- Healthcare startup Sharecare is meeting with bankers to explore going public in 2021, a person familiar with the matter told Business Insider.
- Selling itself to another company is also on the table, the person said.
- Sharecare would one of more than a dozen digital health startups to go public in the last two years.
- Visit Business Insider’s homepage for more stories.
Healthcare startup Sharecare is weighing whether to go public next year, Business Insider has learned.
The company is meeting with bankers to discuss several options for a stock market debut, including through the traditional IPO process and a deal with a blank-check company, a person familiar with the plans said.
Being acquired is also on the table, and Sharecare has already prepared “data rooms” for potential investors to vet the company, said the person, who has direct knowledge of the talks and asked not to be named.
“The events of 2020 have accelerated both user adoption of and investment in the virtual health industry,” Jen Martin Hall, a Sharecare spokeswoman, said. “As we look to 2021, we are focused on strategically propelling the growth of Sharecare while advancing the well-being of each of our users and their communities.”
Funding for digital health startups has set record after record over the course of the coronavirus pandemic.

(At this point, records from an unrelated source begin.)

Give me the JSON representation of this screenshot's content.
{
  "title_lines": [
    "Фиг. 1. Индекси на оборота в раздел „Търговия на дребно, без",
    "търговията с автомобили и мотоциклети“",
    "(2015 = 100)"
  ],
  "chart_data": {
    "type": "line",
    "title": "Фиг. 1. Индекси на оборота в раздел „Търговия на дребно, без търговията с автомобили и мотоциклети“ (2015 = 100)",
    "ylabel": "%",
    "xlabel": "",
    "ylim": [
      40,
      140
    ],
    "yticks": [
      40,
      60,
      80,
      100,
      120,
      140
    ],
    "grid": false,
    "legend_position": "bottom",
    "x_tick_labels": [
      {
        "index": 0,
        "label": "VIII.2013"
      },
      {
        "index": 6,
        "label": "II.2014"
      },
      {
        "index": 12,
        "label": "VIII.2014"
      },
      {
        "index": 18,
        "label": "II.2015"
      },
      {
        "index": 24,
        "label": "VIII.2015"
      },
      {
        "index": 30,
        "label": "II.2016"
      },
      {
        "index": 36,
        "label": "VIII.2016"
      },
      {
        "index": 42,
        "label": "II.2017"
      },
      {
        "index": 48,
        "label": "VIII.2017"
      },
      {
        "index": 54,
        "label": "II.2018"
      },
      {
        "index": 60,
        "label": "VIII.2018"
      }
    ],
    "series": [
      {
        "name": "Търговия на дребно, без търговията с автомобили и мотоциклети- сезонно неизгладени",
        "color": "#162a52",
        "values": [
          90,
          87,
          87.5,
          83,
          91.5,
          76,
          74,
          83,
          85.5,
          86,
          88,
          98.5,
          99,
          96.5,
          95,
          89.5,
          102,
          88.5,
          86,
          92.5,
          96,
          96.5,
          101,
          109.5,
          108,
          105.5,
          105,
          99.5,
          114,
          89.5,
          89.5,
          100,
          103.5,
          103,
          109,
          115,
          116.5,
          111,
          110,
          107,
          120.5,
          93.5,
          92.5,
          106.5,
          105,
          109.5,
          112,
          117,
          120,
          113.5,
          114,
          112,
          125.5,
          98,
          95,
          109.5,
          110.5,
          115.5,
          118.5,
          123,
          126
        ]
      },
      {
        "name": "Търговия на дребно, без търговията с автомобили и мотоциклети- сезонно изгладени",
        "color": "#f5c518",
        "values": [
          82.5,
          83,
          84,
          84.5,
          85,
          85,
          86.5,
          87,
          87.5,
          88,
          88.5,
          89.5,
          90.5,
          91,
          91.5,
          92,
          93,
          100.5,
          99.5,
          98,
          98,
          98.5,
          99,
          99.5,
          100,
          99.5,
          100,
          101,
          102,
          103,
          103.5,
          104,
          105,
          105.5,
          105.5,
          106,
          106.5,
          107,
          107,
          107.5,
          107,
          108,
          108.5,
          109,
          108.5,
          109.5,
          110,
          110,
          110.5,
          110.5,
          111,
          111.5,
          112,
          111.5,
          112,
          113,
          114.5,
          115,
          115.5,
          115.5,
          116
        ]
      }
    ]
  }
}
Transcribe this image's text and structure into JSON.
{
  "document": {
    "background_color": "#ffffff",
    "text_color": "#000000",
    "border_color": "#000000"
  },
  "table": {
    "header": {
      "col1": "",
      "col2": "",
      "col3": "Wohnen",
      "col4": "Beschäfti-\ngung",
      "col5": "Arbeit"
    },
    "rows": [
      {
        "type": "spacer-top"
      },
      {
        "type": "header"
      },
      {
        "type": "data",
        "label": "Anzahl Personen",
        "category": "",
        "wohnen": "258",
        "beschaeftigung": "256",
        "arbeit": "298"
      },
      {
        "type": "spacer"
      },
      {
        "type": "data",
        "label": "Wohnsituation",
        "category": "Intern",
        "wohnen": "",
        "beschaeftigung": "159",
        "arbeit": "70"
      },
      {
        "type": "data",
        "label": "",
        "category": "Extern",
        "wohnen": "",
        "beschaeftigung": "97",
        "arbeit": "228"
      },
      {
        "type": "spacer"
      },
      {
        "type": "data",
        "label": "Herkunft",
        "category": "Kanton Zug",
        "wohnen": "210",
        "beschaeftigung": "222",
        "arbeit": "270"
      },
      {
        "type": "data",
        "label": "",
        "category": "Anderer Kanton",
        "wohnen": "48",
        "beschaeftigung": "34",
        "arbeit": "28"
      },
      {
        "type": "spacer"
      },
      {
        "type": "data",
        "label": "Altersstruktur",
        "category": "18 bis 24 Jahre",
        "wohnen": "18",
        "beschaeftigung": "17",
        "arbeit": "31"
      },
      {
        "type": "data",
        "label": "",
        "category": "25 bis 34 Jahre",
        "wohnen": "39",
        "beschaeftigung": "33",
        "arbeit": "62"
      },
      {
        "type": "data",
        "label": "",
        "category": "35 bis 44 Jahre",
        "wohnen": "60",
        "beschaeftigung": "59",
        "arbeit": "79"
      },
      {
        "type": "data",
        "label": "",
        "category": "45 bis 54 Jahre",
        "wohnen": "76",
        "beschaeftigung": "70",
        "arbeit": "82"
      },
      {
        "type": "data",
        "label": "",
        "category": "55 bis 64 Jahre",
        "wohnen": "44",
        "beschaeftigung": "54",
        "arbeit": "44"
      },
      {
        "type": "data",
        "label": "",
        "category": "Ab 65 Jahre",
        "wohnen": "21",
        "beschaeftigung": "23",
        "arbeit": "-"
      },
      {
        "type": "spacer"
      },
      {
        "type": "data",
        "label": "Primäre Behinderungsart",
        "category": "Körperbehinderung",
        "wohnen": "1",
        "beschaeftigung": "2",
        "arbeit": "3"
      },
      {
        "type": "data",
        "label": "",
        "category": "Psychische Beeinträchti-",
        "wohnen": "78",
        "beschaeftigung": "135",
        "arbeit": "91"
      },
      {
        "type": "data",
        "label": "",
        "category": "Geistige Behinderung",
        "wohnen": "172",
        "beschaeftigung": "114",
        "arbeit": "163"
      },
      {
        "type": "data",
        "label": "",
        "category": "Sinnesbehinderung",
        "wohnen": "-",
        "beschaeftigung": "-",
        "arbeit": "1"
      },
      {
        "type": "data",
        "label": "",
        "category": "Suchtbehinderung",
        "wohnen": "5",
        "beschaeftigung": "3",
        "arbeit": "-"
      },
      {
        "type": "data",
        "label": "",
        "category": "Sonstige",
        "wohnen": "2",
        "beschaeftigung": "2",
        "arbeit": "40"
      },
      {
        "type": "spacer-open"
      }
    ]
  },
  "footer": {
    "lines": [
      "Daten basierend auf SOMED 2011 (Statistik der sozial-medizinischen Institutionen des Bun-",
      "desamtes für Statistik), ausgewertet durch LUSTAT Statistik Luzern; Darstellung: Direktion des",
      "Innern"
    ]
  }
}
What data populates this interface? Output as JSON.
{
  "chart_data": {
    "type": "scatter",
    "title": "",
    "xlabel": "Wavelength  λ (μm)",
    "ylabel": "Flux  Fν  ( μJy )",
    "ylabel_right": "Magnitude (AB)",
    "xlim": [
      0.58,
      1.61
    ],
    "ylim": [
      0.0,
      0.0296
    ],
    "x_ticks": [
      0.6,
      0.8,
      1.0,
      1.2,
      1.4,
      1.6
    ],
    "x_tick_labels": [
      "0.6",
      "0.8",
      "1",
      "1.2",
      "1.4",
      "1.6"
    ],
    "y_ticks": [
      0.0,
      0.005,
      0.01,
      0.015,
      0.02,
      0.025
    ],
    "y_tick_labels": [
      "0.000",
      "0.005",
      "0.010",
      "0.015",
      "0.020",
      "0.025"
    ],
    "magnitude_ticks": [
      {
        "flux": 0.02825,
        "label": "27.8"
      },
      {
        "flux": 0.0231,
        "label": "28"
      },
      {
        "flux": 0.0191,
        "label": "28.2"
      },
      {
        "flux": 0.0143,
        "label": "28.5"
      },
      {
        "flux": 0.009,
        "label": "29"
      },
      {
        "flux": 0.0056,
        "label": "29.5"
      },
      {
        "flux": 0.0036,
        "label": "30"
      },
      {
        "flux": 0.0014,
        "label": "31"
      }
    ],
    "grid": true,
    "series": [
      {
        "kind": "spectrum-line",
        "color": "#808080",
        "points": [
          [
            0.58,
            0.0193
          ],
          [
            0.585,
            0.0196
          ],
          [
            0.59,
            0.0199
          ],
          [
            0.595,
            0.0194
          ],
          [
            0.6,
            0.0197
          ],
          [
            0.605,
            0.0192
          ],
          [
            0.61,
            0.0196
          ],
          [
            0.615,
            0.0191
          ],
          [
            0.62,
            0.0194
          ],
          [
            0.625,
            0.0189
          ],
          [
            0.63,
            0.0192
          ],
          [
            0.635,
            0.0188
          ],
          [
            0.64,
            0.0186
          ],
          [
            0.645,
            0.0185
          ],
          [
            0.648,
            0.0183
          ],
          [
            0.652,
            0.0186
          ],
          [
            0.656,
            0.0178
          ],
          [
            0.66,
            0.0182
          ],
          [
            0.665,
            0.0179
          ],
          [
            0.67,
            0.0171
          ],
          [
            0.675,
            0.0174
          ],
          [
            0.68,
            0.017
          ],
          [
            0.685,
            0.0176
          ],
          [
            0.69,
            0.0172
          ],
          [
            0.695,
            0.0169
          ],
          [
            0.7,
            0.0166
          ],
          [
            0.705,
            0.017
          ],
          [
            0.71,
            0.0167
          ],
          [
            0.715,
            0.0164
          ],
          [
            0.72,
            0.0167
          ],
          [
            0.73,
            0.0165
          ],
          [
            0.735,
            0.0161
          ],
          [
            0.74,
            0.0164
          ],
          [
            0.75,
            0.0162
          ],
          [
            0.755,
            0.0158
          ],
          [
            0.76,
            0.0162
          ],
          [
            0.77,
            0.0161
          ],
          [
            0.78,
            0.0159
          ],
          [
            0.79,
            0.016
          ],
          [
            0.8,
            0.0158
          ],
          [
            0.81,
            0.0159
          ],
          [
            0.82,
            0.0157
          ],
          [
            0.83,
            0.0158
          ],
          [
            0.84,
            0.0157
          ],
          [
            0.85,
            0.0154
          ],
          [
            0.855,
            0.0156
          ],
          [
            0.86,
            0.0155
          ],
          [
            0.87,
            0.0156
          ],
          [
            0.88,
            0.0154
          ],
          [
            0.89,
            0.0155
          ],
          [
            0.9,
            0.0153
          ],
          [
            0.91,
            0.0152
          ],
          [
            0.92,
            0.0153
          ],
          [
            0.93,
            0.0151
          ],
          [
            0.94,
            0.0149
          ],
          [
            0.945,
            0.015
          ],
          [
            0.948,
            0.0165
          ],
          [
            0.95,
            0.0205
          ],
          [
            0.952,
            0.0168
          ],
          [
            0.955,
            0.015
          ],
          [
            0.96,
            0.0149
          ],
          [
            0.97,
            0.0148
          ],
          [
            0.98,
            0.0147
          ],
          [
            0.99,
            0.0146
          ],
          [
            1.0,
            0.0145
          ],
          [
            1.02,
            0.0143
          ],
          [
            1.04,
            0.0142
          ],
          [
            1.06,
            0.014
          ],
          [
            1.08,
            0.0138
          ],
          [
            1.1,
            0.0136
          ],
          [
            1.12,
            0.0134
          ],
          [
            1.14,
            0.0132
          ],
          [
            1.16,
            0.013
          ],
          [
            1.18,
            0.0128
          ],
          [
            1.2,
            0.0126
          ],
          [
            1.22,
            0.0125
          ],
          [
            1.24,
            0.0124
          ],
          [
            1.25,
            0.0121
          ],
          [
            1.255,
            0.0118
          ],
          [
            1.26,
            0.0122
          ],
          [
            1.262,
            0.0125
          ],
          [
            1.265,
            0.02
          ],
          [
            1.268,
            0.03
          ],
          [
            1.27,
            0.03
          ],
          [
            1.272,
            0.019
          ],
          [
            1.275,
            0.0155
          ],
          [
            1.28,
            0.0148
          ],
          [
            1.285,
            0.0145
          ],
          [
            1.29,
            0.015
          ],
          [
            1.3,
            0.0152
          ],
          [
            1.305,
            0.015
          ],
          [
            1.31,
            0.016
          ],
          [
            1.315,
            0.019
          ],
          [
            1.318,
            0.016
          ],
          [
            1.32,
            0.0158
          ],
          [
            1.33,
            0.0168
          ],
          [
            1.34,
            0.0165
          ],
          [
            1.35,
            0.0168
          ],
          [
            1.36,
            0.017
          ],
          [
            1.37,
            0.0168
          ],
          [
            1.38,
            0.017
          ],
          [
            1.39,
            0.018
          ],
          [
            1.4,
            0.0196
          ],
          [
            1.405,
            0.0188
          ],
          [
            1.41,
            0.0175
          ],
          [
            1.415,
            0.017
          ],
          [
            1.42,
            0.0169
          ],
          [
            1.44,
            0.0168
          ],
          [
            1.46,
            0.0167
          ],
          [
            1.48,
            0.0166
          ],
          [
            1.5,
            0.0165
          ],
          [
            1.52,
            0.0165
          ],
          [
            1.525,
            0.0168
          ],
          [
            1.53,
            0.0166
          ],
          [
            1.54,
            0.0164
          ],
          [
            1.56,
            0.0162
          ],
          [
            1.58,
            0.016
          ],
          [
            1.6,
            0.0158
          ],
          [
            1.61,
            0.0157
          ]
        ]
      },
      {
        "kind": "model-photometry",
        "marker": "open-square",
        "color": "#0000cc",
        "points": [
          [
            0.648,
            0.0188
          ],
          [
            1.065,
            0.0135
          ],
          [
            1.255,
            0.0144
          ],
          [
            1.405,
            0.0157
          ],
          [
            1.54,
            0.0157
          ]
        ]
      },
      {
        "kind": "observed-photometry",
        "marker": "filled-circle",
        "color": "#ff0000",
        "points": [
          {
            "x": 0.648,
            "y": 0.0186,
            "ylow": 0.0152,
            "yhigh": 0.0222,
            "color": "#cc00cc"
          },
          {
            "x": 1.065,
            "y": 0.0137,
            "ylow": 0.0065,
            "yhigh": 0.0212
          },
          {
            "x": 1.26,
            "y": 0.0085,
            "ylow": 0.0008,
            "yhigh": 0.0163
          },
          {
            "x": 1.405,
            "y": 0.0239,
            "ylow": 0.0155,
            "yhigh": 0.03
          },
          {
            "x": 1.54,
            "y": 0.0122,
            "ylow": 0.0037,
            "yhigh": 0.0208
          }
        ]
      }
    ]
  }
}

So far in 2020, they’ve raised $9.4 billion, which already eclipses the previous record of $8.2 billion in 2018, according to a recent report by Rock Health, a venture and advisory firm.
That’s fueling a fast-track to public markets, as Business Insider’s Megan Hernbroth reported. SPACs, or special purposes acquisition companies, are becoming a popular exit option for startups like Clover Health and Hims. They allow startups to go public essentially through mergers, sparing still-small companies from the regulatory hassle of the traditional IPO process.
Sharecare for its part has raised more than $430 million in funding, well above the average prior to an IPO in digital health. Investors include Oprah Winfrey, Aflac Corporate Ventures, Quest Diagnostics, and Wells Fargo.
In fact, Winfrey had a hand in the company’s start, when she asked Jeff Arnold, who founded WebMD, to create a digital strategy with Dr. Mehmet Oz for “The Dr. Oz Show,” a spokesperson for the company told Business Insider.
The pair launched Sharecare basically in tandem with the show in 2009, with Arnold as CEO and chairman of the board and Oz as an advisor. The goal was to create a hub for health information not unlike WebMD, but segmented by category and conditions like diabetes.
Early on, the company was criticized for providing information generated by marketers like Johnson & Johnson, Dove, and Walgreens, even though it was labeled with affiliations. Q&As are still popular on the site, many of which are answered by physicians or medical centers.
Since its inception in 2009, however, Sharecare’s acquired 16 companies, making its offerings pretty diverse. The company still manages the digital strategy for Dr. Oz and often features clips from the show on Sharecare.com. It also has a division that works with providers to get patients their medical records.
Starting largely with the acquisition of Healthways in 2016, Sharecare did more business directly with employers and health plans. That takes the form of connecting people to digital programs or benefits, like fertility company Ovia Health, through a mobile app. The company makes a few programs in-house, like one that helps folks with diabetes through coaching.
Current customers include Blue Cross Blue Shield of Arizona, the state of Georgia, Samsung, and Delta, according to the company. It also partners with companies like CVS Health’s Caremark to provide deals on medication to users.